A great cast can't save this arch Tarantino rip-off

Playwright Martin McDonagh (The Beauty Queen of Leenane), who made an exciting transition to film with the crime comedy In Bruges, is one of a kind. His brother John Michael McDonagh is another matter entirely. The screenwriter of Ned Kelly makes his directing debut with The Guard, and this fair writer turns out to be a listless director, substituting heightened production design for wit and generally ripping off Quentin Tarantino. Do you want to hear a cocaine trafficker (the estimable Liam Cunningham) expounding on why Billie Joe McAllister jumped off the Tallahatchie Bridge? In a '50s-themed diner? How about seeing a dead man found with a marijuana plant in his lap and "5 1/2" written on the wall in blood, just so Garda (Rory Keenan), a gung-ho rookie from Dublin, can enumerate movies with numbers as titles: Se7en, 9 1/2 Weeks, 12 Monkeys?

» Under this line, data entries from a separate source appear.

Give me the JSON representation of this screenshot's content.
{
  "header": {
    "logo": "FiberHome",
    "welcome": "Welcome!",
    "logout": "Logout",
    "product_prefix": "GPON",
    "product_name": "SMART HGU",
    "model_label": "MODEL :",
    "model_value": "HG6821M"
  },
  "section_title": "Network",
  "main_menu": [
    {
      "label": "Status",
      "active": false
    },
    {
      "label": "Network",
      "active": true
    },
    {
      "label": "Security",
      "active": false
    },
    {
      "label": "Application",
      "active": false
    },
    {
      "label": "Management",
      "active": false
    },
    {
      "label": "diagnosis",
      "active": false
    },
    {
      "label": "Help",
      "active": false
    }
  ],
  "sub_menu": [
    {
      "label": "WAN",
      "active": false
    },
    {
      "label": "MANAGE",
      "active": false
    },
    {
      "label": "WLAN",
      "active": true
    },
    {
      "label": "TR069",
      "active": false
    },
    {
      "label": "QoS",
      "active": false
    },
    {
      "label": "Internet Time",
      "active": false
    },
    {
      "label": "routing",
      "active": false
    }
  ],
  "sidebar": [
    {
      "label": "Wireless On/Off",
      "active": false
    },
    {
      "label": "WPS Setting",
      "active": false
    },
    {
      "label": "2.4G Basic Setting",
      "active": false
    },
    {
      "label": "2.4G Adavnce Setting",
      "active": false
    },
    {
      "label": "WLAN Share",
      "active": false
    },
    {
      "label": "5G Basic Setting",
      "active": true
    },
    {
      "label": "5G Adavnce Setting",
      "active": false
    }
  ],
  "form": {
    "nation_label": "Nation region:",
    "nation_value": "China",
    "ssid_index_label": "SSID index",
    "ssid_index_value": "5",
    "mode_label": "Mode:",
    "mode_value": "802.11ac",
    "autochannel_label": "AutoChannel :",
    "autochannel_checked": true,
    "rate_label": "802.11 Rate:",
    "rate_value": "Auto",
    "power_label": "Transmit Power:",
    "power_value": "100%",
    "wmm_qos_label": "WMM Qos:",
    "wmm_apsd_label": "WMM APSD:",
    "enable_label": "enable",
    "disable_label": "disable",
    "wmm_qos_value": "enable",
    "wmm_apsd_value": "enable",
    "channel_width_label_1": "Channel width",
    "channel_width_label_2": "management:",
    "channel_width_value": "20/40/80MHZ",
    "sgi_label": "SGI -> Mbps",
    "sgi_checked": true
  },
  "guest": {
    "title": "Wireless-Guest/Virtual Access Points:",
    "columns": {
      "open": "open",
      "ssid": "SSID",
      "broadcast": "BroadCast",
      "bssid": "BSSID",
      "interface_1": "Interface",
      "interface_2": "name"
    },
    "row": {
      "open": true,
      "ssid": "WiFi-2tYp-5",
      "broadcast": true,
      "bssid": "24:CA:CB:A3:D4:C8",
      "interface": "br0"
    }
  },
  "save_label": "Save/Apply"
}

Brendan Gleeson (In Bruges) plays Sgt. Gerry Boyle, an eccentric small-town cop in Connemara, County Galway, Ireland, with an appetite for hookers and drugs and little patience for straightlaced FBI agent Wendell Everett (Don Cheadle), with whom he's been paired in anticipation of a large shipment of cocaine. Along with the usual buddy-cop friction, Wendell is a fish out of water—a well-educated black man in one of the whitest places on Earth. Meanwhile, Garda goes missing, his Croatian wife (Katarina Cas) is distraught, and Gerry has to go visit his mum (Fionnula Flanagan)—an awkward trope about bad cops being good sons.


The bad guys—the businesslike Francis (Cunningham), the bored Clive (Mark Strong), and the crazy Liam (David Wilmot)—rendezvous at the aquarium so that Clive can muse about sharks. The cops at the station are on the take, and Gerry and Wendell find themselves going it alone.

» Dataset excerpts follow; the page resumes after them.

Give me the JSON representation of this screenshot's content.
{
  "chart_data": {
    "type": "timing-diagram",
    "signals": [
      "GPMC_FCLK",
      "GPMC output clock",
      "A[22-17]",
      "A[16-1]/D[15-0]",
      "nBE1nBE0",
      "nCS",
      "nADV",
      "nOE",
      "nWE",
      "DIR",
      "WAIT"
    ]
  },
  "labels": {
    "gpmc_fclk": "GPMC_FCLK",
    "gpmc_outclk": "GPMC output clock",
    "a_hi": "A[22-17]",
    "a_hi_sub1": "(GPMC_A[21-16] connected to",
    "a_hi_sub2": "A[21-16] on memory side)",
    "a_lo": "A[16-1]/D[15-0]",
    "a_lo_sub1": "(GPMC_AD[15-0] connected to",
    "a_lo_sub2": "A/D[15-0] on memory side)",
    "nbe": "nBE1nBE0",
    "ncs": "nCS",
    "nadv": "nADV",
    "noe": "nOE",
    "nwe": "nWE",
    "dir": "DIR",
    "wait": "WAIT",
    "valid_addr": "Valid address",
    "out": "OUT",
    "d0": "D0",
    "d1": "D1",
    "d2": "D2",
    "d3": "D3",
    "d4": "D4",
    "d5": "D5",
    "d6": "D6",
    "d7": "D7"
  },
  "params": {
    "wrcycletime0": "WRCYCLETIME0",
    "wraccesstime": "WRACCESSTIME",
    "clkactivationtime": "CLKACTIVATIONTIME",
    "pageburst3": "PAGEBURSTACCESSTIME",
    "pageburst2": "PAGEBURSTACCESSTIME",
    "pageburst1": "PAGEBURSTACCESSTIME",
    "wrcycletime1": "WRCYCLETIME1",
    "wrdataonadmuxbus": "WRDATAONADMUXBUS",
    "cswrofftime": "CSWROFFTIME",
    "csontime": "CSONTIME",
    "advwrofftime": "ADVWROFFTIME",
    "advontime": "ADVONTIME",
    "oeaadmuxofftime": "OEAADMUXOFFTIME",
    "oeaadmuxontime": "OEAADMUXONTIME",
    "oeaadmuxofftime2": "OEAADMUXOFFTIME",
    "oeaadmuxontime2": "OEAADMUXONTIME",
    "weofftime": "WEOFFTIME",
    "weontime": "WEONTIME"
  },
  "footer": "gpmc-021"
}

Gleeson endows Gerry with as much ornery melancholy as the archness allows, while Cheadle does what he can with a one-joke character whose children are incongruously named Stokely and Huey. But their efforts are smothered by McDonagh's mise-en-scene. The director adopts the wide-screen technique of Westerns, but sets his camera angles sharply high and low, as if to comment ironically on the already ironic proceedings. The colors are deeply saturated, and even the preppy American wears a flowered shirt, patterned vest and pink polka-dot tie on his night off.


The rousing score by the band Calexico—an homage to Ennio Morricone as derivative as anything else in the picture—at least makes for fun listening. But what Sergio Leone did for the Western—making it tougher, more taciturn and more morally ambiguous while recreating the American West in the deserts of Spain—McDonagh fails to do for the violent, pop-culture-obsessed crime comedies of the '90s. What would it mean to resuscitate a well-worn genre (or two or three) in the lonely moors of western Ireland? McDonagh never begins to consider that question.